Ceci étant dit, la question à un sou est de se demander pourquoi Nadia Yassine a enfourché ce cheval-ci à partir de cette tribune-là, à savoir une université américaine et ce, à un moment où le gouvernement de Bush multiplie les contacts avec les islamistes. Nul besoin d’être éminent politologue pour esquisser une réponse. Pousser l’Etat marocain à la faute et se faire tresser des lauriers de martyr à peu de frais, les nouveaux amis américains étant là pour veiller au grain, voilà qui ne ferait pas de mal à un CV sans relief véritable. Car l’ombre de papa ne peut pas planer éternellement. Il arrive un moment où il faut commencer à exister par soi-même.

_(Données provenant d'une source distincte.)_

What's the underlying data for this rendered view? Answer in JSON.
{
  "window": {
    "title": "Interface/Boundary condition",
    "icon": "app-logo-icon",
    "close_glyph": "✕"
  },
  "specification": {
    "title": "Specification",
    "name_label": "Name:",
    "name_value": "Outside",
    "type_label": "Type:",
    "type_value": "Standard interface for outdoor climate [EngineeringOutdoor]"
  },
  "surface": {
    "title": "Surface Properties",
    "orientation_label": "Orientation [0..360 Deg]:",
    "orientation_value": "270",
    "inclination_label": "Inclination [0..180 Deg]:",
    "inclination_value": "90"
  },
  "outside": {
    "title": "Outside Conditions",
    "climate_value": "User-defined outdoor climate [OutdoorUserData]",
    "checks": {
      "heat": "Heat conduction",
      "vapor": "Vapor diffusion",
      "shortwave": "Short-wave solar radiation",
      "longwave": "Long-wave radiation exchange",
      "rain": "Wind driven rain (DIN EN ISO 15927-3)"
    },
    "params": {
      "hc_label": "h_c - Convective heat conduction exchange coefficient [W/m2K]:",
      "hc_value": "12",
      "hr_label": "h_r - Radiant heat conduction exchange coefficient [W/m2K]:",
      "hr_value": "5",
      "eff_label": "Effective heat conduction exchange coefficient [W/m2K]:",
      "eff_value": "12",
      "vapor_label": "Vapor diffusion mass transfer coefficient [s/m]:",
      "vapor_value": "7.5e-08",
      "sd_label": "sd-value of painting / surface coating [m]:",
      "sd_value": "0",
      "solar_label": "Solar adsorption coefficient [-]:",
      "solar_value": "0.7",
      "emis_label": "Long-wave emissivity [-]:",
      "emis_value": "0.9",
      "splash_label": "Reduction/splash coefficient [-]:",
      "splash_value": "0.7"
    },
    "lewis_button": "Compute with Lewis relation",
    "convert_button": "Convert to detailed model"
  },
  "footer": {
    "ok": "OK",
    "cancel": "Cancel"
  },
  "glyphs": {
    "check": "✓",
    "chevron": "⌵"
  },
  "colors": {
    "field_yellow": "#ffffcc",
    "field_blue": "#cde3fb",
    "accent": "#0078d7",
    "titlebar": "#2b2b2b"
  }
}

De ce fait, notre égérie islamiste ne pouvait rêver meilleure réaction que le tohu-bohu fait autour de ses déclarations. Comme campagne de pub pour asseoir un prénom, c’est tout simplement parfait ! Si à cela viennent s’ajouter quelques mois à l’ombre, le tour est joué : la passation d’image entre le père et la fille est accomplie.

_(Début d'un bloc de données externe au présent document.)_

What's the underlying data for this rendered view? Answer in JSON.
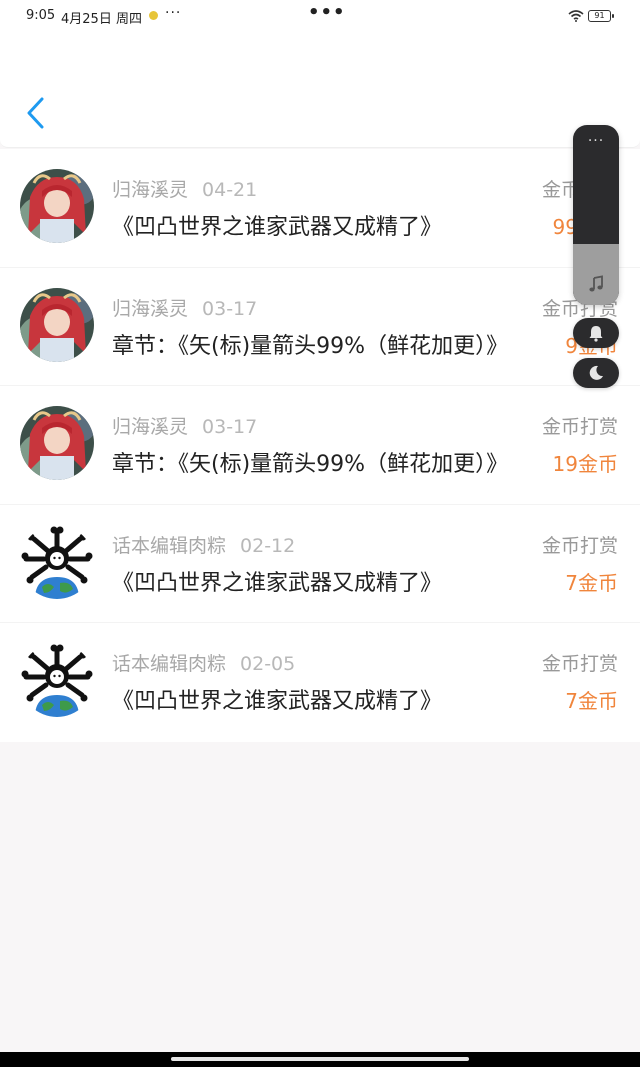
{
  "status_bar": {
    "time": "9:05",
    "date": "4月25日 周四",
    "more": "···",
    "center_dots": "•••",
    "battery": "91"
  },
  "header": {
    "back_icon": "chevron-left-icon",
    "accent": "#1e9af0"
  },
  "records": [
    {
      "user": "归海溪灵",
      "date": "04-21",
      "title": "《凹凸世界之谁家武器又成精了》",
      "type": "金币打赏",
      "amount": "99金币",
      "avatar": "anime-girl-avatar"
    },
    {
      "user": "归海溪灵",
      "date": "03-17",
      "title": "章节：《矢(标)量箭头99%（鲜花加更）》",
      "type": "金币打赏",
      "amount": "9金币",
      "avatar": "anime-girl-avatar"
    },
    {
      "user": "归海溪灵",
      "date": "03-17",
      "title": "章节：《矢(标)量箭头99%（鲜花加更）》",
      "type": "金币打赏",
      "amount": "19金币",
      "avatar": "anime-girl-avatar"
    },
    {
      "user": "话本编辑肉粽",
      "date": "02-12",
      "title": "《凹凸世界之谁家武器又成精了》",
      "type": "金币打赏",
      "amount": "7金币",
      "avatar": "bones-globe-avatar"
    },
    {
      "user": "话本编辑肉粽",
      "date": "02-05",
      "title": "《凹凸世界之谁家武器又成精了》",
      "type": "金币打赏",
      "amount": "7金币",
      "avatar": "bones-globe-avatar"
    }
  ],
  "float_panel": {
    "menu_dots": "···",
    "volume_level": 0.34,
    "icons": [
      "music-note-icon",
      "bell-icon",
      "moon-icon"
    ]
  },
  "colors": {
    "amount": "#f0853c",
    "panel": "#2b2b2d"
  }
}
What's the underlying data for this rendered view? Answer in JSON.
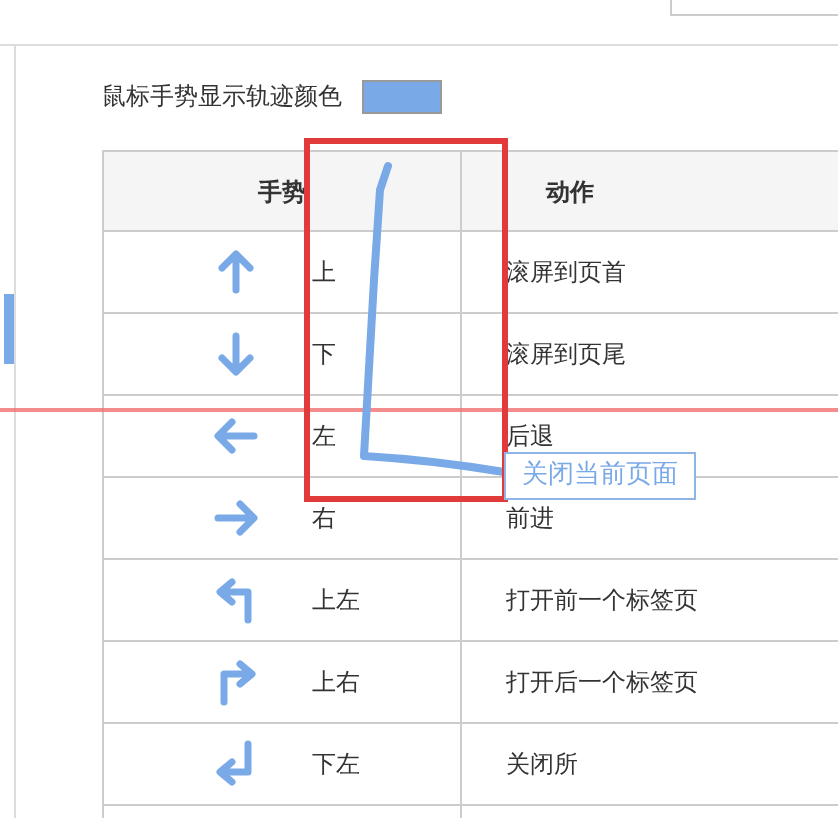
{
  "trail_color": {
    "label": "鼠标手势显示轨迹颜色",
    "color": "#7aa9e8"
  },
  "table": {
    "columns": [
      "手势",
      "动作"
    ],
    "rows": [
      {
        "gesture": "上",
        "action": "滚屏到页首"
      },
      {
        "gesture": "下",
        "action": "滚屏到页尾"
      },
      {
        "gesture": "左",
        "action": "后退"
      },
      {
        "gesture": "右",
        "action": "前进"
      },
      {
        "gesture": "上左",
        "action": "打开前一个标签页"
      },
      {
        "gesture": "上右",
        "action": "打开后一个标签页"
      },
      {
        "gesture": "下左",
        "action": "关闭所"
      }
    ]
  },
  "tooltip": "关闭当前页面"
}
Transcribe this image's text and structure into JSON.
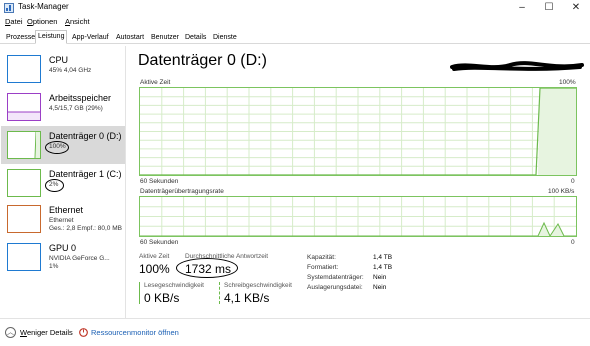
{
  "window": {
    "title": "Task-Manager"
  },
  "window_controls": {
    "minimize": "–",
    "maximize": "☐",
    "close": "✕"
  },
  "menu": [
    {
      "label_pre": "",
      "accel": "D",
      "label_post": "atei"
    },
    {
      "label_pre": "",
      "accel": "O",
      "label_post": "ptionen"
    },
    {
      "label_pre": "",
      "accel": "A",
      "label_post": "nsicht"
    }
  ],
  "tabs": [
    "Prozesse",
    "Leistung",
    "App-Verlauf",
    "Autostart",
    "Benutzer",
    "Details",
    "Dienste"
  ],
  "active_tab": "Leistung",
  "sidebar": {
    "items": [
      {
        "title": "CPU",
        "sub": "45% 4,04 GHz",
        "color": "#1f7ad1"
      },
      {
        "title": "Arbeitsspeicher",
        "sub": "4,5/15,7 GB (29%)",
        "color": "#9b3fc6"
      },
      {
        "title": "Datenträger 0 (D:)",
        "sub": "100%",
        "color": "#6cba4c"
      },
      {
        "title": "Datenträger 1 (C:)",
        "sub": "2%",
        "color": "#6cba4c"
      },
      {
        "title": "Ethernet",
        "sub": "Ethernet",
        "sub2": "Ges.: 2,8  Empf.: 80,0 MB",
        "color": "#c8692e"
      },
      {
        "title": "GPU 0",
        "sub": "NVIDIA GeForce G...",
        "sub2": "1%",
        "color": "#1f7ad1"
      }
    ]
  },
  "main": {
    "title": "Datenträger 0 (D:)",
    "graph1": {
      "label": "Aktive Zeit",
      "max": "100%",
      "time": "60 Sekunden",
      "min": "0",
      "level_pct": 100
    },
    "graph2": {
      "label": "Datenträgerübertragungsrate",
      "max": "100 KB/s",
      "time": "60 Sekunden",
      "min": "0"
    }
  },
  "stats": {
    "active_label": "Aktive Zeit",
    "active_value": "100%",
    "response_label": "Durchschnittliche Antwortzeit",
    "response_value": "1732 ms",
    "read_label": "Lesegeschwindigkeit",
    "read_value": "0 KB/s",
    "write_label": "Schreibgeschwindigkeit",
    "write_value": "4,1 KB/s"
  },
  "properties": [
    {
      "key": "Kapazität:",
      "value": "1,4 TB"
    },
    {
      "key": "Formatiert:",
      "value": "1,4 TB"
    },
    {
      "key": "Systemdatenträger:",
      "value": "Nein"
    },
    {
      "key": "Auslagerungsdatei:",
      "value": "Nein"
    }
  ],
  "footer": {
    "less_details_pre": "",
    "less_details_accel": "W",
    "less_details_post": "eniger Details",
    "resource_monitor": "Ressourcenmonitor öffnen"
  },
  "colors": {
    "accent_disk": "#6cba4c",
    "link": "#1a5fb4"
  }
}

Que des journalistes de la vieille école partent dans des diatribes incendiaires du style «les ennemis du Maroc…», il n’y a rien là de nouveau sous le soleil. Mais que des personnalités de la société civile et politique connues pour leurs engagements et leur intégrité morale enfourchent aussi ce cheval-là, voilà qui ne laisse pas d’étonner. Certes, la volonté de déstabilisation est claire. Clamer à tout vent que tout va mal, que le régime ne tient plus qu’à un fil et qu’il va tomber comme un fruit mûr, entre dans le cadre d’une stratégie bien réfléchie. Mais la riposte demande à l’être tout autant. Or, se laisser enfermer dans une logique de réaction ne paraît pas vraiment l’attitude la plus appropriée. Détruire l’argumentaire de l’autre en mettant en exergue ses failles, ne pas craindre de ferrailler avec lui avec les armes de la raison et de l’intelligence, voilà ce qui se fait en démocratie. L’idée d’un «Appel citoyen» est excellente. Mais pas dans ces conditions. Pas sous une forme réactionnelle. Que Mme Yassine dise ou pense ce qu’elle veut, c’est son problème. Celui par contre de ceux qui aspirent à une véritable démocratie dans ce pays est de mobiliser autour de leur projet de société. Dans deux ans, un rendez-vous électoral de la première importance nous attend. Un «Appel citoyen» a là sa raison d’être. Pleine et entière. Libre et totale.